BARTIN'da düzenlenen törenle MHP'ye katılan 400 kişiye rozetleri takıldı.
Bartın Belediyesi'nin sosyal tesislerinde düzenlenen törene MHP Genel Başkan Yardımcısı Sadir Durmaz, Bartın Belediye Başkanı Cemal Akın, MHP Bartın İl Başkanı Ercüment Özçelik katıldı. Törenle partiye katılan 400 kişiye rozetleri takıldı. Sadir Durmaz yaptığı konuşmada, "Milliyetçilik, vatanımızı emperyalizmden kurtaran misyonun adıdır, cumhuriyetimizi kuran şuurun adıdır. Dün kimsenin biz milliyetçiyiz diyemediği zaman biz milliyetçiydik ve vardık, bugün herkesin milliyetçi olduğunu iddia ettiği günde de çok şükür varız.
Milliyetçi hareket ağır tahribatlara rağmen Türk milletinin ayakta kalan son burcudur" dedi.
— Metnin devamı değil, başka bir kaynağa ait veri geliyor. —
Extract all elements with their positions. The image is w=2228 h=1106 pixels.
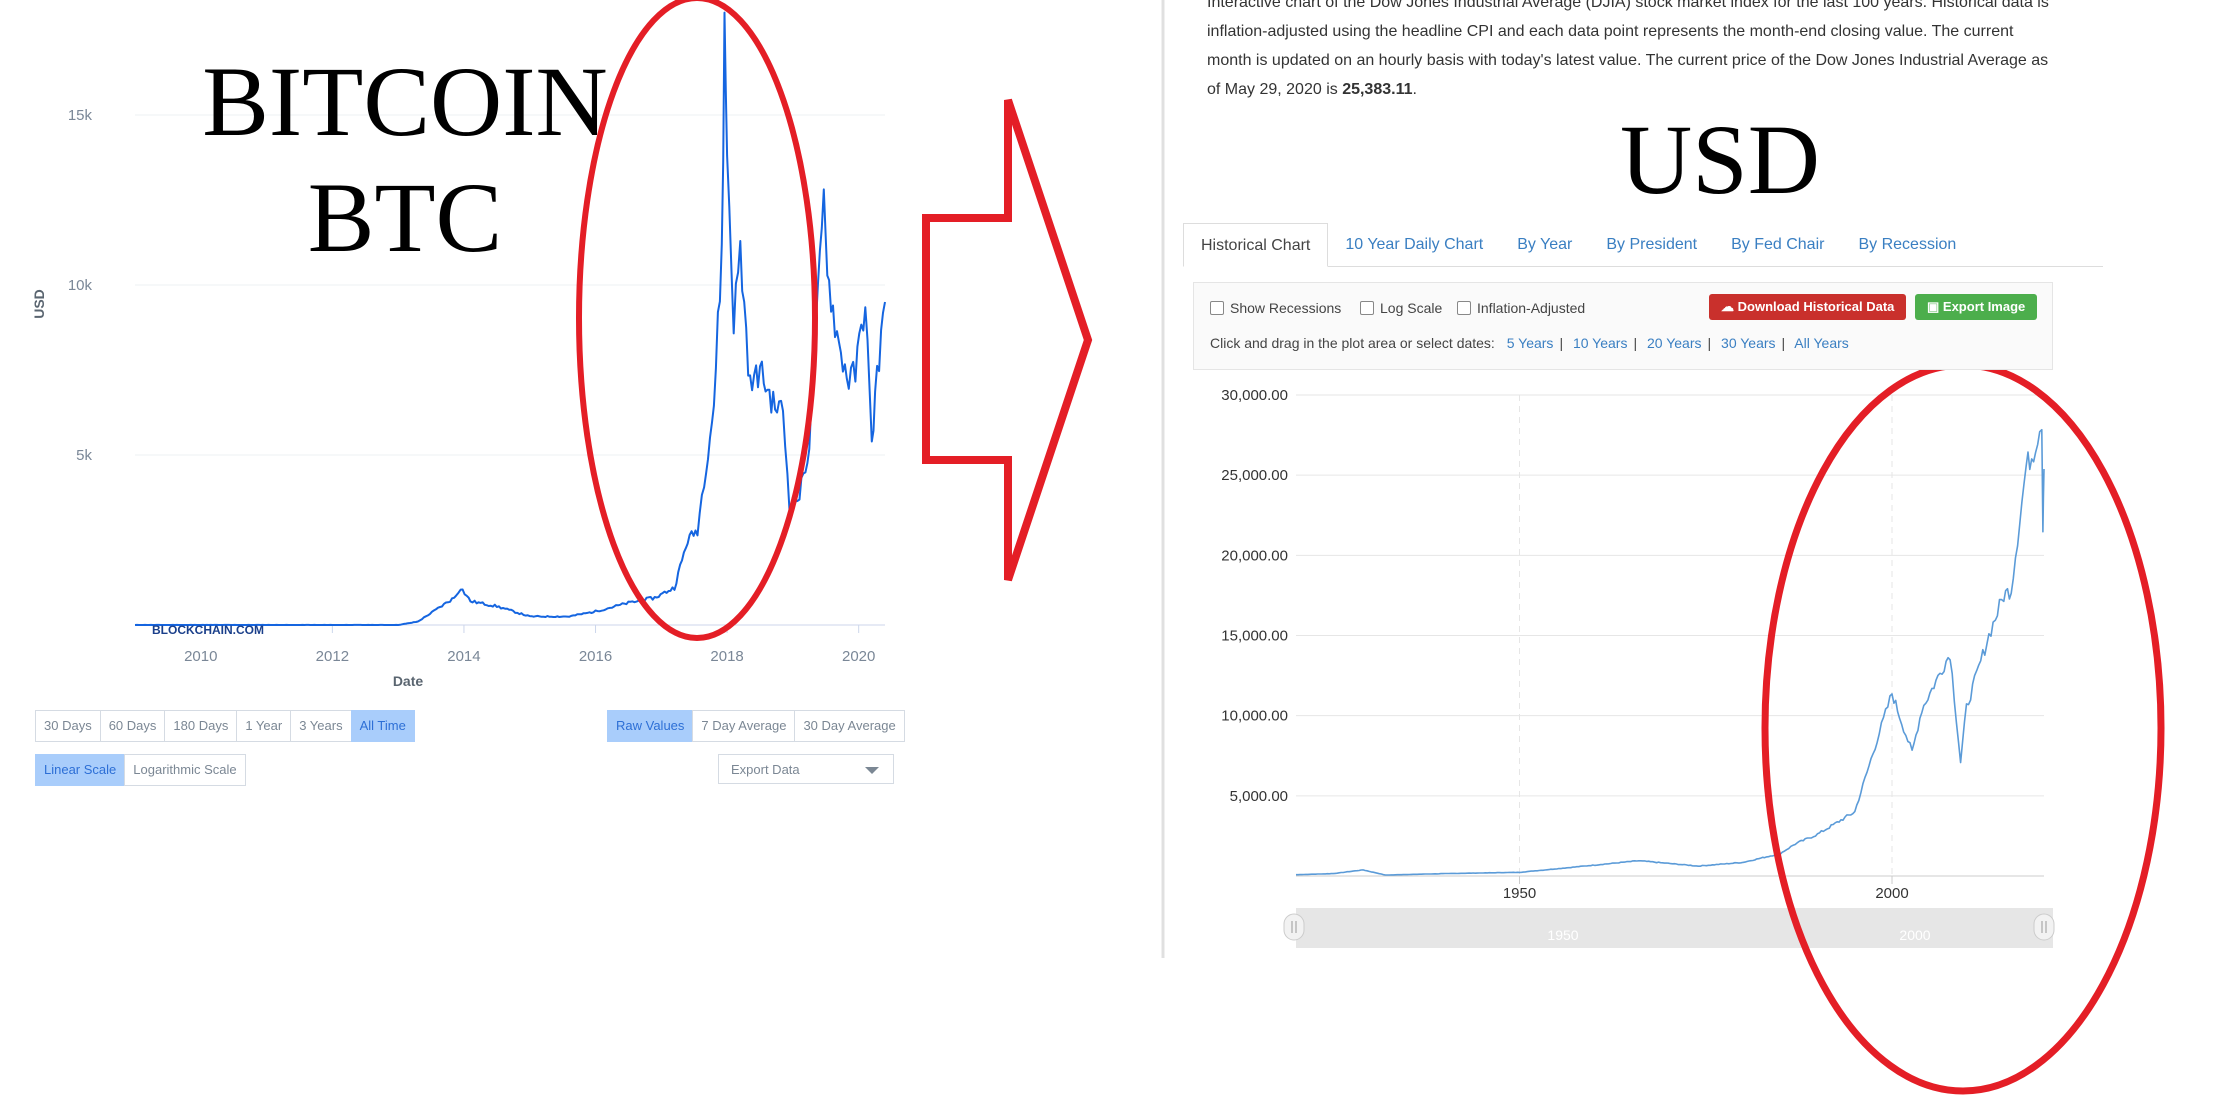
date-range-prompt: Click and drag in the plot area or selec… xyxy=(1210,335,1495,351)
bitcoin-title-line2: BTC xyxy=(307,162,503,273)
x-tick-label: 2020 xyxy=(842,648,875,665)
y-tick-label: 5,000.00 xyxy=(1230,788,1288,805)
tab-by-fed-chair[interactable]: By Fed Chair xyxy=(1731,236,1825,253)
date-link-5-years[interactable]: 5 Years xyxy=(1506,335,1554,351)
range-60-days-button[interactable]: 60 Days xyxy=(99,710,166,742)
navigator-label-1950: 1950 xyxy=(1547,927,1578,943)
tab-10-year-daily-chart[interactable]: 10 Year Daily Chart xyxy=(1345,236,1484,253)
log-scale-label: Log Scale xyxy=(1380,300,1443,316)
btc-tick-labels: 5k 10k 15k 2010 2012 2014 2016 2018 2020 xyxy=(68,107,876,665)
djia-options-panel: Show Recessions Log Scale Inflation-Adju… xyxy=(1193,282,2053,370)
djia-price-series-line xyxy=(1296,428,2045,876)
show-recessions-checkbox[interactable]: Show Recessions xyxy=(1210,300,1341,316)
thirty-day-average-button[interactable]: 30 Day Average xyxy=(794,710,905,742)
x-tick-label: 2012 xyxy=(316,648,349,665)
description-line-4: of May 29, 2020 is 25,383.11. xyxy=(1207,75,2067,104)
x-tick-label: 1950 xyxy=(1503,885,1536,902)
y-tick-label: 15k xyxy=(68,107,93,124)
export-image-button[interactable]: ▣ Export Image xyxy=(1915,294,2038,320)
btc-gridlines xyxy=(135,114,885,456)
djia-navigator-handle-right[interactable] xyxy=(2033,913,2055,941)
usd-title: USD xyxy=(1619,104,1821,215)
y-tick-label: 25,000.00 xyxy=(1221,467,1288,484)
tab-historical-chart[interactable]: Historical Chart xyxy=(1183,223,1329,267)
log-scale-checkbox[interactable]: Log Scale xyxy=(1360,300,1442,316)
red-ellipse-djia xyxy=(1761,361,2165,1095)
export-data-label: Export Data xyxy=(731,762,800,777)
description-line-2: inflation-adjusted using the headline CP… xyxy=(1207,23,2014,40)
download-historical-data-label: Download Historical Data xyxy=(1737,299,1895,314)
btc-scale-buttons: Linear Scale Logarithmic Scale xyxy=(35,754,246,786)
date-link-all-years[interactable]: All Years xyxy=(1794,335,1849,351)
x-tick-label: 2010 xyxy=(184,648,217,665)
description-line-4-prefix: of May 29, 2020 is xyxy=(1207,81,1343,98)
range-all-time-button[interactable]: All Time xyxy=(350,710,415,742)
x-tick-label: 2014 xyxy=(447,648,480,665)
inflation-adjusted-checkbox[interactable]: Inflation-Adjusted xyxy=(1457,300,1585,316)
range-3-years-button[interactable]: 3 Years xyxy=(290,710,352,742)
raw-values-button[interactable]: Raw Values xyxy=(607,710,694,742)
btc-price-series-line xyxy=(134,11,886,626)
djia-description: Interactive chart of the Dow Jones Indus… xyxy=(1207,0,2067,104)
checkbox-box[interactable] xyxy=(1457,301,1471,315)
tab-by-recession[interactable]: By Recession xyxy=(1858,236,1957,253)
export-data-select[interactable]: Export Data xyxy=(718,754,894,784)
description-line-4-suffix: . xyxy=(1412,81,1417,98)
date-range-row: Click and drag in the plot area or selec… xyxy=(1210,335,1849,351)
djia-price-chart: 5,000.00 10,000.00 15,000.00 20,000.00 25,00… xyxy=(1221,387,2055,948)
inflation-adjusted-label: Inflation-Adjusted xyxy=(1477,300,1586,316)
y-tick-label: 15,000.00 xyxy=(1221,628,1288,645)
checkbox-box[interactable] xyxy=(1210,301,1224,315)
image-icon: ▣ xyxy=(1927,299,1943,314)
x-tick-label: 2000 xyxy=(1875,885,1908,902)
logarithmic-scale-button[interactable]: Logarithmic Scale xyxy=(124,754,246,786)
seven-day-average-button[interactable]: 7 Day Average xyxy=(692,710,796,742)
y-tick-label: 20,000.00 xyxy=(1221,547,1288,564)
btc-price-chart: 5k 10k 15k 2010 2012 2014 2016 2018 2020 USD Dat… xyxy=(31,11,886,689)
range-30-days-button[interactable]: 30 Days xyxy=(35,710,101,742)
linear-scale-button[interactable]: Linear Scale xyxy=(35,754,126,786)
btc-range-buttons: 30 Days 60 Days 180 Days 1 Year 3 Years … xyxy=(35,710,415,742)
btc-value-buttons: Raw Values 7 Day Average 30 Day Average xyxy=(607,710,905,742)
djia-tick-labels: 5,000.00 10,000.00 15,000.00 20,000.00 25,00… xyxy=(1221,387,1908,902)
download-historical-data-button[interactable]: ☁ Download Historical Data xyxy=(1709,294,1907,320)
btc-y-axis-label: USD xyxy=(31,289,47,319)
y-tick-label: 30,000.00 xyxy=(1221,387,1288,404)
current-price-value: 25,383.11 xyxy=(1342,81,1413,98)
export-image-label: Export Image xyxy=(1942,299,2026,314)
checkbox-box[interactable] xyxy=(1360,301,1374,315)
date-link-20-years[interactable]: 20 Years xyxy=(1647,335,1702,351)
date-link-30-years[interactable]: 30 Years xyxy=(1721,335,1776,351)
djia-navigator-handle-left[interactable] xyxy=(1283,913,1305,941)
red-arrow-shape xyxy=(922,98,1093,582)
djia-gridlines xyxy=(1296,394,2044,877)
date-link-10-years[interactable]: 10 Years xyxy=(1572,335,1628,351)
y-tick-label: 10,000.00 xyxy=(1221,708,1288,725)
y-tick-label: 10k xyxy=(68,277,93,294)
range-180-days-button[interactable]: 180 Days xyxy=(164,710,238,742)
tab-by-president[interactable]: By President xyxy=(1606,236,1698,253)
chevron-down-icon xyxy=(865,767,879,774)
djia-navigator-track[interactable] xyxy=(1296,908,2053,948)
djia-tabs: Historical Chart 10 Year Daily Chart By … xyxy=(1183,223,2103,267)
description-line-1: Interactive chart of the Dow Jones Indus… xyxy=(1207,0,2049,11)
range-1-year-button[interactable]: 1 Year xyxy=(236,710,292,742)
y-tick-label: 5k xyxy=(76,447,92,464)
bitcoin-title-line1: BITCOIN xyxy=(202,46,608,157)
description-line-3: month is updated on an hourly basis with… xyxy=(1207,52,2049,69)
x-tick-label: 2016 xyxy=(579,648,612,665)
btc-x-axis-label: Date xyxy=(393,673,424,689)
x-tick-label: 2018 xyxy=(710,648,743,665)
red-ellipse-btc xyxy=(576,0,818,641)
blockchain-watermark: BLOCKCHAIN.COM xyxy=(152,623,264,637)
navigator-label-2000: 2000 xyxy=(1899,927,1930,943)
tab-by-year[interactable]: By Year xyxy=(1517,236,1573,253)
show-recessions-label: Show Recessions xyxy=(1230,300,1342,316)
cloud-download-icon: ☁ xyxy=(1721,299,1738,314)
MHP Genel Başkan Yardımcısı Sadir Durmaz şunları söyledi:"Yakın siyasi tarihimizin en önemli gelişmelerini incelediğimizde ve özellikle Ergenekon ve Balyoz davalarında partimizin genel başkanı Devlet Bahçelinin Eğer ordumuzun içinde çürük elmalar varsa ki var olduğuna inanıyoruz, ayıklayın. Ama bu topyekün Türk Silahlı Kuvvetlerine diz çöktürmeyi kabul etmemiz mümkün değildir." dediğini hatırlatan Durmaz, şöyle devam etti:
"Kim haklı çıktı, lider haklı çıktı. Gezi olaylarında, pek çok dava arkadaşımız 'Biz niye bu eylemlere katılmıyoruz, destek vermiyoruz' diye eleştirmişti. Ne oldu, Gezi olaylarının PKK ve FETÖ işbirliğiyle tezgahlanmış bir kumpas olduğu çok geçmeden ortaya çıktı. Kim haklı çıktı, “Hiçbir ülkücü sokakta olmayacak' diyen lider haklı çıktı. 2012'de Bahçeli'nin düzenlediği bir basın toplantısında "Türkiye'nin güvenliği için Afrin'i içine alan hilal şeklinde kuşak oluşturulmalı, demişti. Ve 6 yıl sonra liderlerimiz haklı çıktı." dedi.
Durmaz, "Allah hilalin gölgesinden uzaklaştırmasın bizi. Türkiye'de bir 15 Temmuz hadisesi yaşadık, Allah bir daha böyle badireler yaşatmasın. 15 Temmuz cumhuriyet tarihimizin en önemli kırılma noktalarından biridir. Bu milletin, bu vatanın kendi cebinden verdiği harçlıklarla satın alınan silahları bu milletin sözde evlatları bu milletin üzerine doğrultular. İşin en önemli tarafı da bu, 250 şehit 2 binin üzerinde gazimiz oldu. Türkiye en az 30 yıl geriye gitti. O gece en çok Ankara’da hissedildi. İstanbul’da tankların Boğaz Köprüsü’nü tutmasıyla başlayan süreçten kısa bir süre sonra özel kalemimiz bizi aradı, ‘Biz genel başkanımızla genel merkeze geçiyoruz, sizi de bekliyoruz’ dedi.
Hava trafiği de hareketliydi, yavaş yavaş bunun bir kalkışma olduğu emareleri ortaya çıktı. Kısa bir süre sonra genel başkanımız bir değerlendirme yapma gereği duydu ve su bardağını eline alarak ‘Bu bir kalkışma ama su gibi rengi ve kokusu yok, nereden geldiği bilme şansımız da yok. Ama biz milliyetçi hareket olarak, darbelerden en çok çekmiş en çok siyasi parti olarak kimden nereden geldiğine bakmaksızın her türlü darbeye karşıyız’ dedi. Ve genel başkanımız tarihe geçecek sözünü söyledi, ‘Sayın başbakana söyleyin, biz her türlü darbeye karşıyız, hükümetin ve demokrasinin yanındayız' dedi." dedi.